Question

1. This study (work sampling*) is focusing on machine operations. Using the following data,

1. Categorize the events into the interesting activities such as machine idle (I), machine servicing (S).

   Observed Data	Categorize         √ S (Service) I (Idle)	Number of Observation
   Machine Running	S or I	222
   Remove Scrap	S or I	48
   Change tool	S or I	17
   Change material	S or I	60
   Adjust die	S or I	23
   Wait for maintenance service	S or I	53
   Wait for next material	S or I	25

2. What % (p) of the time Machine is down (not idle but “serviced by the operator”) roughly?
3. An analyst determined that the machining time (Tm) per piece was 40min. What is the actual production for the one machine supervised by one operator for an 8-hour shift given the above conditions?
4. What is the unit cost ? The operator is paid $10.00/hr and each machine costs $20.00/hr for power and supplies.
5. Since there is so much lost production due to idle time, management is considering assigning another machine to the first operator. There are three approaches or choices: i) Assign Machines #1 to the first operator and Machines #2 to the second operator, or ii) have both operators help each other and service all two machines as needed. iii) Assign Machines #1 and #2 to the first operator and don’t assign a second operator. Which choice is best, i.e. lowest unit cost?

Answer 1

ANSWER :

a)

Machine Idle (I): these are the events during which neither the machine is operating nor it is getting serviced. So there are two processes when machine was ideal.
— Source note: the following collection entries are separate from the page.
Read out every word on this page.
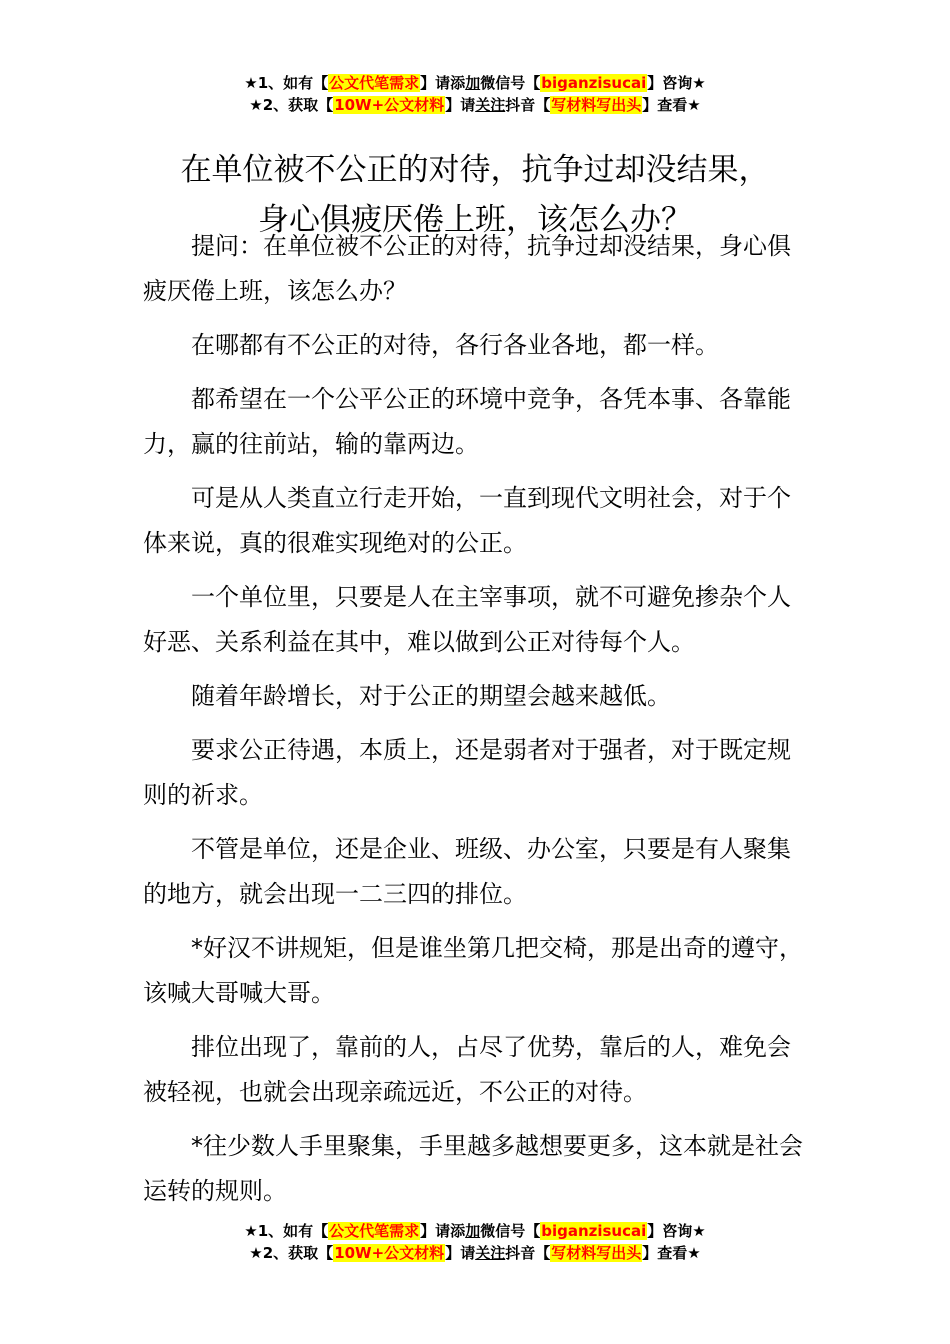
★1、如有【公文代笔需求】请添加微信号【biganzisucai】咨询★
★2、获取【10W+公文材料】请关注抖音【写材料写出头】查看★
在单位被不公正的对待，抗争过却没结果，
身心俱疲厌倦上班，该怎么办？

提问：在单位被不公正的对待，抗争过却没结果，身心俱疲厌倦上班，该怎么办？

在哪都有不公正的对待，各行各业各地，都一样。

都希望在一个公平公正的环境中竞争，各凭本事、各靠能力，赢的往前站，输的靠两边。

可是从人类直立行走开始，一直到现代文明社会，对于个体来说，真的很难实现绝对的公正。

一个单位里，只要是人在主宰事项，就不可避免掺杂个人好恶、关系利益在其中，难以做到公正对待每个人。

随着年龄增长，对于公正的期望会越来越低。

要求公正待遇，本质上，还是弱者对于强者，对于既定规则的祈求。

不管是单位，还是企业、班级、办公室，只要是有人聚集的地方，就会出现一二三四的排位。

*好汉不讲规矩，但是谁坐第几把交椅，那是出奇的遵守，该喊大哥喊大哥。

排位出现了，靠前的人，占尽了优势，靠后的人，难免会被轻视，也就会出现亲疏远近，不公正的对待。

*往少数人手里聚集，手里越多越想要更多，这本就是社会运转的规则。

★1、如有【公文代笔需求】请添加微信号【biganzisucai】咨询★
★2、获取【10W+公文材料】请关注抖音【写材料写出头】查看★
Machine Ideal events = wait for maintenance service + wait for next material = 53 + 25 = 78 observations

Machine servicing (S): These are the events when machine goes through overhaul activities.

Machine servicing (S) = Remove scrap + change tool + change material + adjust die

Machine servicing (S) = 48 + 17 + 12 + 23 = 100 observations

b)

Machine service (S) = Remove scrap + change tool + change material + adjust die

Machine service (S) = 48 + 17 + 60 + 23 = 148 observations.

Total machine observations = 222 + 48 + 17 + 60 + 23 + 53 + 25 = 448 observations.

Percent of time machine is down (Not Idle but serviced by the operator):

P% = [Machine service (S) / Total machine observations] x 100 percent

P % = [148/448] x 100 %

P% = 33.03 Percent

c)

Machine time per piece = 40 Min

Supervisor time = 8 hour per shift

Actual production for one machine = machine capacity

= operating hours x operating rate x number of machines

= (40/60) Hours x 8 hours per shift x 1

= 5.36

Thus actual production for one machine is approximately 5 units.

d)

Unit cost = [operator’s payment + machine cost for power and supplies] / total units produced per hour

Unit cost = [$10 + $20] / 5.36

Unit Cost = 30 / 5.36 = $5.6

e)

Assign machine 1 to first operator and machine 2 to second operator = unit cost of machine 1 and unit cost of machine 2

= {[$10 + $20] / 5.36} + {[$10 + $20] / 5.36}

Unit cost = $11.2

Have both operators help each other and service all two machines as needed. This choice will result into no production in the event of both the machine breakdown

Unitl cost = [$10 + $20] for operator 1 + [$10 + $20] for operator 2

Unit cost = $60

Assign machine 1 & 2 to the first operator and don’t assign second operator = unit cost of machine 1 and 2 keeping operator constant

= {$10 + ($ 20 x 2)} / 5.36

Unit cost = $9.32

Thus from above calculations, Third choice is the best where machine 1 & 2 is assigned to the first operator and second operator is not assigned with the machine since the unit cost of this choice is $9.32 which is less than the unit cost of other two choices.